Hundreds people risking their lives to cross the Channel on the very day a handful of migrants were stopped from being flown to Rwanda shows controversial deportations are not the answer.
Few would dispute trafficking gangs need to be stopped and that Britain has the right to police its borders. But what have we become?
Dumping people 4,000 miles away is “immoral”(Church of England bishops), “appalling”(Prince Charles) and “ugly”(Tory MP and former minister Jesse Norman) when legal routes for refugees are largely shut.
Seven in 10 of those who do reach our shores are found to have legitimate claims to stay.
The flight from the Boscombe Down air base in Wiltshire was an expensive political gesture.
Boris Johnson and Priti Patel were even forced to issue a rare ministerial direction after mandarins warned there was no evidence to justify the expenditure, including a £120million down payment to Rwanda.

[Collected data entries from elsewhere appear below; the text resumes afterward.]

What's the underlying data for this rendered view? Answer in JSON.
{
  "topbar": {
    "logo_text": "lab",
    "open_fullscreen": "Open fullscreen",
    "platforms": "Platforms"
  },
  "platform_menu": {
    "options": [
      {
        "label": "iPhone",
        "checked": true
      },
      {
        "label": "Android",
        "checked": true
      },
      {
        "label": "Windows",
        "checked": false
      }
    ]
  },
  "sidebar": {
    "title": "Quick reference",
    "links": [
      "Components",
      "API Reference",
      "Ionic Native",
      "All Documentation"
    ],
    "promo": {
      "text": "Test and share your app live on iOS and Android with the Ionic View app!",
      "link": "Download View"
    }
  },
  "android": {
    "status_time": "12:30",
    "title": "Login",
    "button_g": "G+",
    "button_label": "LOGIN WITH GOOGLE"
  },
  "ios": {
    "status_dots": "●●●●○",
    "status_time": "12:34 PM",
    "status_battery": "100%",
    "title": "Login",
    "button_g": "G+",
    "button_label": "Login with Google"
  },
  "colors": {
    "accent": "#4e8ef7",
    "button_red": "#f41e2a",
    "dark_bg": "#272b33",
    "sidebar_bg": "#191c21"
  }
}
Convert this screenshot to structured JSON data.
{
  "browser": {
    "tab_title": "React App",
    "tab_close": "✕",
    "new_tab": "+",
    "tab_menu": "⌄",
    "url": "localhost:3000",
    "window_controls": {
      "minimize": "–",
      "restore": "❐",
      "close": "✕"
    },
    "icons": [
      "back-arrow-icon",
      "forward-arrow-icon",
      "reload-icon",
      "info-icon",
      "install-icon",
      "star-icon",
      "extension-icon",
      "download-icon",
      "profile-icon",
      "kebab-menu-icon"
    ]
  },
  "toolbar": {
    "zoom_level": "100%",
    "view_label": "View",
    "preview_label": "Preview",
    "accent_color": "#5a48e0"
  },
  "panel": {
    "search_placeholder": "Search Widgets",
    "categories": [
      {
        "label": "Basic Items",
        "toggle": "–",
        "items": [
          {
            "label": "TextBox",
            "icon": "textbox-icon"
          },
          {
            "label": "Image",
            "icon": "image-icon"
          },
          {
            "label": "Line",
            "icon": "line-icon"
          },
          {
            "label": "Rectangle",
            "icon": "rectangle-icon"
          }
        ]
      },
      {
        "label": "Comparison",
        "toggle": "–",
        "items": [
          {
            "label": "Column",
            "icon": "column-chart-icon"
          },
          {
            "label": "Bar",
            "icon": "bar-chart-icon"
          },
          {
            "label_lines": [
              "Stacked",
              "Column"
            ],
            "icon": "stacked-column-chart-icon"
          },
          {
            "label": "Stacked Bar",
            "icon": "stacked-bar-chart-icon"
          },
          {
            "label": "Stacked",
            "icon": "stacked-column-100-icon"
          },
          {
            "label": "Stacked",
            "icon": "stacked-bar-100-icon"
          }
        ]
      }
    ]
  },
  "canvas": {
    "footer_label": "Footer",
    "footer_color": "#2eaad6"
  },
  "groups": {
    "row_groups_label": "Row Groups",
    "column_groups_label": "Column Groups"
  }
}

No easy answer exists but what the Government is doing, inciting hate, is clearly wrong.
Listen to them
Grenfell inferno survivors, relatives of the dead and the West London community will decide collectively on a memorial to the 72 who lost their lives five years ago.

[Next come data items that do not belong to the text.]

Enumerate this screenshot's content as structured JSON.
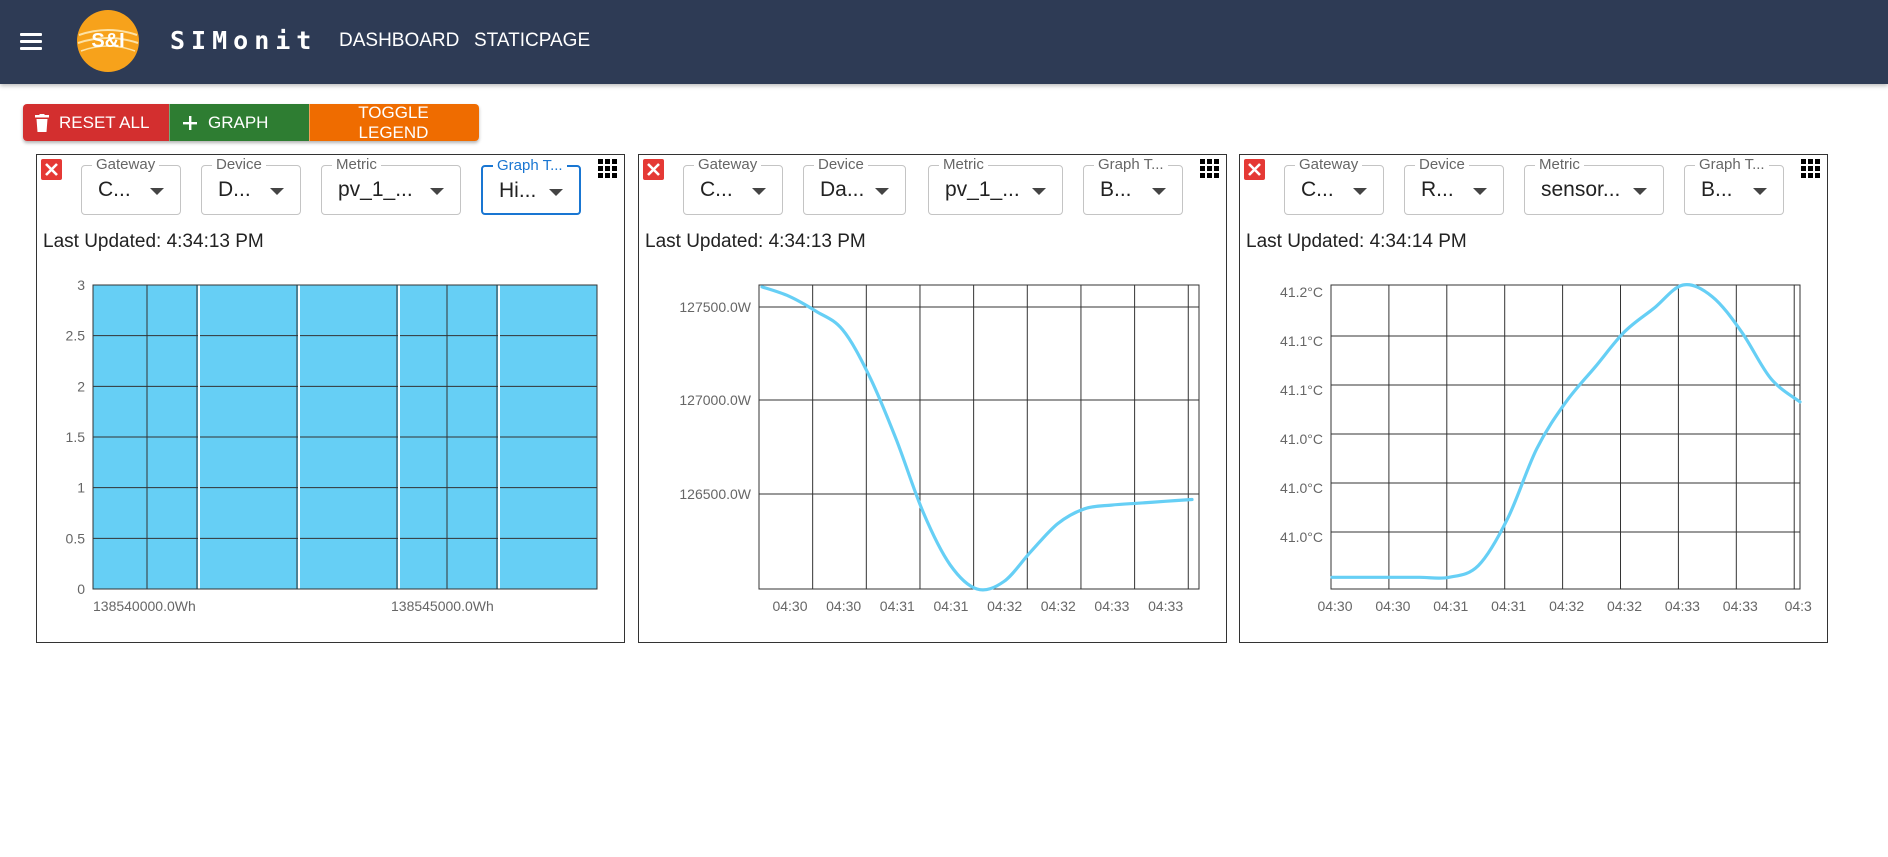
{
  "app": {
    "brand": "SIMonit",
    "logo_text": "S&I",
    "nav": [
      {
        "label": "DASHBOARD"
      },
      {
        "label": "STATICPAGE"
      }
    ]
  },
  "toolbar": {
    "reset_label": "RESET ALL",
    "graph_label": "GRAPH",
    "legend_label": "TOGGLE LEGEND"
  },
  "colors": {
    "appbar": "#2e3b55",
    "reset": "#d32f2f",
    "graph": "#2e7d32",
    "legend": "#ef6c00",
    "series": "#66cff5"
  },
  "cards": [
    {
      "fields": [
        {
          "label": "Gateway",
          "value": "C..."
        },
        {
          "label": "Device",
          "value": "D..."
        },
        {
          "label": "Metric",
          "value": "pv_1_..."
        },
        {
          "label": "Graph T...",
          "value": "Hi..."
        }
      ],
      "last_updated": "Last Updated: 4:34:13 PM",
      "chart_data": {
        "type": "bar",
        "ylim": [
          0,
          3
        ],
        "yticks": [
          "3",
          "2.5",
          "2",
          "1.5",
          "1",
          "0.5",
          "0"
        ],
        "xticks": [
          "138540000.0Wh",
          "138545000.0Wh"
        ],
        "bins": [
          3,
          3,
          3,
          3,
          3,
          3,
          3,
          3,
          3
        ]
      }
    },
    {
      "fields": [
        {
          "label": "Gateway",
          "value": "C..."
        },
        {
          "label": "Device",
          "value": "Da..."
        },
        {
          "label": "Metric",
          "value": "pv_1_..."
        },
        {
          "label": "Graph T...",
          "value": "B..."
        }
      ],
      "last_updated": "Last Updated: 4:34:13 PM",
      "chart_data": {
        "type": "line",
        "yticks": [
          "127500.0W",
          "127000.0W",
          "126500.0W"
        ],
        "xticks": [
          "04:30",
          "04:30",
          "04:31",
          "04:31",
          "04:32",
          "04:32",
          "04:33",
          "04:33"
        ],
        "ylim": [
          125990,
          127620
        ],
        "y": [
          127610,
          127560,
          127480,
          127380,
          127130,
          126790,
          126400,
          126120,
          125990,
          126030,
          126190,
          126340,
          126420,
          126440,
          126450,
          126460,
          126470
        ]
      }
    },
    {
      "fields": [
        {
          "label": "Gateway",
          "value": "C..."
        },
        {
          "label": "Device",
          "value": "R..."
        },
        {
          "label": "Metric",
          "value": "sensor..."
        },
        {
          "label": "Graph T...",
          "value": "B..."
        }
      ],
      "last_updated": "Last Updated: 4:34:14 PM",
      "chart_data": {
        "type": "line",
        "yticks": [
          "41.2°C",
          "41.1°C",
          "41.1°C",
          "41.0°C",
          "41.0°C",
          "41.0°C"
        ],
        "xticks": [
          "04:30",
          "04:30",
          "04:31",
          "04:31",
          "04:32",
          "04:32",
          "04:33",
          "04:33",
          "04:3"
        ],
        "ylim": [
          40.94,
          41.2
        ],
        "y": [
          40.95,
          40.95,
          40.95,
          40.95,
          40.95,
          40.96,
          41.0,
          41.06,
          41.1,
          41.13,
          41.16,
          41.18,
          41.2,
          41.19,
          41.16,
          41.12,
          41.1
        ]
      }
    }
  ]
}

But what New York did after the 9/11 terrorist attacks on the toppled twin towers is a potential source of inspiration.
With the ongoing public inquiry exposing a culture of indifference, contempt, cost-cutting and safety failures that proved fatal for tenants of the high-rise block, Conservative-run Kensington and Chelsea Council and the UK Government must listen to the people.
But had residents been listened to years ago, there would be no need for this memorial.
He’ll bottle out
Boris Johnson will no doubt resist being grilled by national treasure Lorraine Kelly.
The cowardly PM knows Lorraine always punches up at the powerful, not down on the powerless like he does.